I ran across the Walton’s Thanksgiving special on TV over the holidays, and of course John Boy, ever the diarist, was writing it all down in a Big Chief tablet. No wonder I always had the biggest crush on him . . .
And I always wondered what happened to my Big Chief tablet.
When I got to be a teenager I kept writing, but I moved on to spiral notebooks. They were certainly cooler than the five year diary. I had volumes and volumes of spirals. Each page was covered in frantic writing, front and back. When it was full, nothing was better than picking out a new spiral at Skillerns. The color had to be just right, and the paper and lines had to be worthy of being written on. Yes, I was a big dork. Life was tough for a skinny, uncool, late blooming, Save the Whales and Earth Shoes kind of girl, even in the late 70’s.

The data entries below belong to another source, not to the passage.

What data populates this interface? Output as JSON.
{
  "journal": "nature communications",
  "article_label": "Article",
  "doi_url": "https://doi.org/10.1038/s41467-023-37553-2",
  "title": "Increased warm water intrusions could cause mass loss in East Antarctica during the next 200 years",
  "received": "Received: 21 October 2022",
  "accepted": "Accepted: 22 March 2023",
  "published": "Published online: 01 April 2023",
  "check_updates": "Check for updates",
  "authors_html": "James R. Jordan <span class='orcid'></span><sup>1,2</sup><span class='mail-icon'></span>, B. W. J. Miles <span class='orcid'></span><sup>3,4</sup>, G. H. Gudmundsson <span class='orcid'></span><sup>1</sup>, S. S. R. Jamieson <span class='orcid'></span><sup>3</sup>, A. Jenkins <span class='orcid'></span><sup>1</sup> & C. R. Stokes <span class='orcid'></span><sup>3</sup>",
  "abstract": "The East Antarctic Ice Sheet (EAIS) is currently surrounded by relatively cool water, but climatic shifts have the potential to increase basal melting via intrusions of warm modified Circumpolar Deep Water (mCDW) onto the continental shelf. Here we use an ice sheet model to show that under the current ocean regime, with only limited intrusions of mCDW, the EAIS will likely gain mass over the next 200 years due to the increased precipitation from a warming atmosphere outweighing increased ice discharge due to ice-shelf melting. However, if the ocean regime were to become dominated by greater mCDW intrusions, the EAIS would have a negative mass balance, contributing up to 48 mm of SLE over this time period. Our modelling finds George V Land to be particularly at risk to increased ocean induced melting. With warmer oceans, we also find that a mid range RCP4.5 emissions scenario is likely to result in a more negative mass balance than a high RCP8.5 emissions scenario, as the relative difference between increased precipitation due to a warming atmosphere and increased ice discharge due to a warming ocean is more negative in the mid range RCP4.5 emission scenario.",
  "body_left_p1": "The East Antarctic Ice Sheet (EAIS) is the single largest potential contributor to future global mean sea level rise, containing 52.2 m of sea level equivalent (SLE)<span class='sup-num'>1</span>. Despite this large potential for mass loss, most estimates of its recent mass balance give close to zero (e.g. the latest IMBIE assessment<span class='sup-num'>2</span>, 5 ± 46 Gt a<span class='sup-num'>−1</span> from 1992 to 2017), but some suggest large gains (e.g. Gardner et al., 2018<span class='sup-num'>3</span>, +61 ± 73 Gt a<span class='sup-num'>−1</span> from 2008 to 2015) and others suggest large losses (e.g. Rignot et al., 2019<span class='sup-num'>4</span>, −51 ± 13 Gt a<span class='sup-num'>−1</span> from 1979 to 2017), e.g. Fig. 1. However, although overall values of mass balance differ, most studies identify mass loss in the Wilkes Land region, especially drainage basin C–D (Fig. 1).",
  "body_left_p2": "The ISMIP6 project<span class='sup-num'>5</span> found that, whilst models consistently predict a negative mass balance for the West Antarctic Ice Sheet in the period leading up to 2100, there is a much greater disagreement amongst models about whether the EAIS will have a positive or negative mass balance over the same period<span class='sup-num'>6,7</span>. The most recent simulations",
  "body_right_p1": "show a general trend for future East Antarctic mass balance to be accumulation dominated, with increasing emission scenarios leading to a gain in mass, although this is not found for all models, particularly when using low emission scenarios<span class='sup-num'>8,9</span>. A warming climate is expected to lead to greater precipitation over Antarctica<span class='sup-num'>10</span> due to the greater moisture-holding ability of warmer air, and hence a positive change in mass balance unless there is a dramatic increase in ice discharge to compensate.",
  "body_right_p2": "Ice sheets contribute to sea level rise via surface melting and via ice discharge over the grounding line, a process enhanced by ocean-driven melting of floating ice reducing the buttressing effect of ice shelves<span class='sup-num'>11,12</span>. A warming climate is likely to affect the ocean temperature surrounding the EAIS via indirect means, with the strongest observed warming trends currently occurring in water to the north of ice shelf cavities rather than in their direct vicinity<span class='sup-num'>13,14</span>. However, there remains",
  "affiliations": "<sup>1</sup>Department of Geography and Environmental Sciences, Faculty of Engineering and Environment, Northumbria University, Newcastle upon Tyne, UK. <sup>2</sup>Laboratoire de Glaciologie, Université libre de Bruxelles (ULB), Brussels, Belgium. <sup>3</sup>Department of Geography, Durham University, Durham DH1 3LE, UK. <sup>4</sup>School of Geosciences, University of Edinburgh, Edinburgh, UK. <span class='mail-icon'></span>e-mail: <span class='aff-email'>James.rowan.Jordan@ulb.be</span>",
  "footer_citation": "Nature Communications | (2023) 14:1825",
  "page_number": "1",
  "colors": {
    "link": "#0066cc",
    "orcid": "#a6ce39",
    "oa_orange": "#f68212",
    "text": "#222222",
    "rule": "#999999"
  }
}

After I graduated from high school I spent one lonely Saturday night rereading them all. I was disgusted and aghast at the realization that I had wasted that much energy anguishing over boys and the unfairness of life. I promptly drove to a dumpster at the apartment complex nearest to my house and threw them all in. Every single one. I’ve never regretted it. It was like hitting the reset button.
Somehow I made it through college as an English major with only an IBM Selectric typewriter. Every revised paper I wrote had to be retyped, page after page–and I revise a lot when I write. Typos meant sticking a little tab of white correction paper over the mistake, hoping it would cover it up, and hoping your fingers wouldn’t slip off the keys. I thought I had died and gone to heaven when they invented a self-correcting typing ribbon, but you could still see the mistake.

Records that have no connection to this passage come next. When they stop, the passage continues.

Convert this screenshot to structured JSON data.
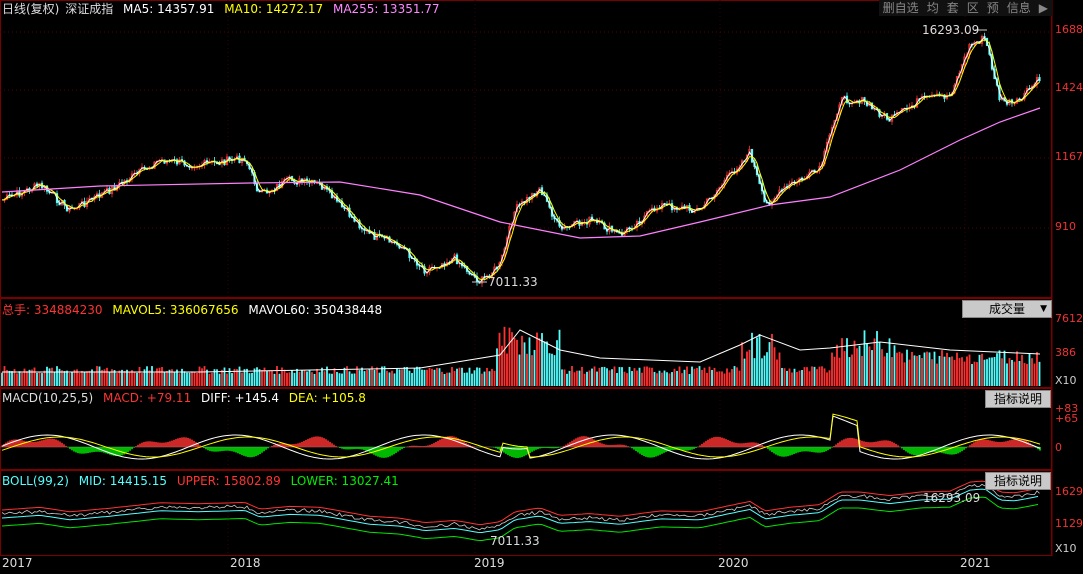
{
  "kline": {
    "legend": {
      "title": "日线(复权)",
      "name": "深证成指",
      "ma5": "MA5: 14357.91",
      "ma10": "MA10: 14272.17",
      "ma255": "MA255: 13351.77"
    },
    "toolbar": [
      "删自选",
      "均",
      "套",
      "区",
      "预",
      "信息",
      "▶"
    ],
    "high_label": "16293.09",
    "low_label": "7011.33",
    "axis": [
      "1688",
      "1424",
      "1167",
      "910"
    ]
  },
  "volume": {
    "legend": {
      "total": "总手: 334884230",
      "mavol5": "MAVOL5: 336067656",
      "mavol60": "MAVOL60: 350438448"
    },
    "button": "成交量",
    "axis": [
      "7612",
      "386",
      "X10"
    ]
  },
  "macd": {
    "legend": {
      "name": "MACD(10,25,5)",
      "macd": "MACD: +79.11",
      "diff": "DIFF: +145.4",
      "dea": "DEA: +105.8"
    },
    "button": "指标说明",
    "axis": [
      "+83",
      "+65",
      "0"
    ]
  },
  "boll": {
    "legend": {
      "name": "BOLL(99,2)",
      "mid": "MID: 14415.15",
      "upper": "UPPER: 15802.89",
      "lower": "LOWER: 13027.41"
    },
    "button": "指标说明",
    "high_label": "16293.09",
    "low_label": "7011.33",
    "axis": [
      "1629",
      "1129",
      "X10"
    ]
  },
  "xaxis": [
    "2017",
    "2018",
    "2019",
    "2020",
    "2021"
  ],
  "colors": {
    "up": "#ff3232",
    "down": "#54ffff",
    "ma5": "#ffffff",
    "ma10": "#ffff00",
    "ma255": "#ff80ff",
    "macd_up": "#ff3232",
    "macd_down": "#00e600",
    "boll_mid": "#54ffff",
    "boll_upper": "#ff3232",
    "boll_lower": "#00e600"
  }
}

After a year of college, I worked as a secretary in Switzerland for a company that made turbine generators for nuclear power plants. After all those years of being a closet hippie, and after Three Mile Island, I had an unsettling feeling I was working for the enemy. They needed my English and my typing skills, though, and it had great benefits. Also, I got to work on both a telex machine and a real computer, an IBM Office System 6.
The telex was terrifying. The keys had huge spaces between them and my fingers were always slipping off the keys. Every letter you typed made little holes on a long piece of tape, so if you made a mistake you had to start all over again. Horrors. After you finished you took the tape to a room filled with women who fed the tape into machines that sent the encoded message somewhere else. The machines were loud and obnoxious.
The IBM OS-6 was a behemoth. It had its very own room. Everything was saved on huge floppy disks that were labeled and cataloged. We even had some type of ancient transfer system between my computer and the one in the New Jersey office. I would pull up the written proposal on my computer, call the States late in the afternoon, hit a button, and three times out of 10 it would be received on the New Jersey OS-6. At least parts of it would be received. Sometimes.
We’ve come a long way. I can’t imagine going back to the days of writing twenty page English papers without a memory mechanism. Writing is so much easier with memory. And I’ve always had the worst handwriting.
As much as I loved my Big Chief, I love my computer way more.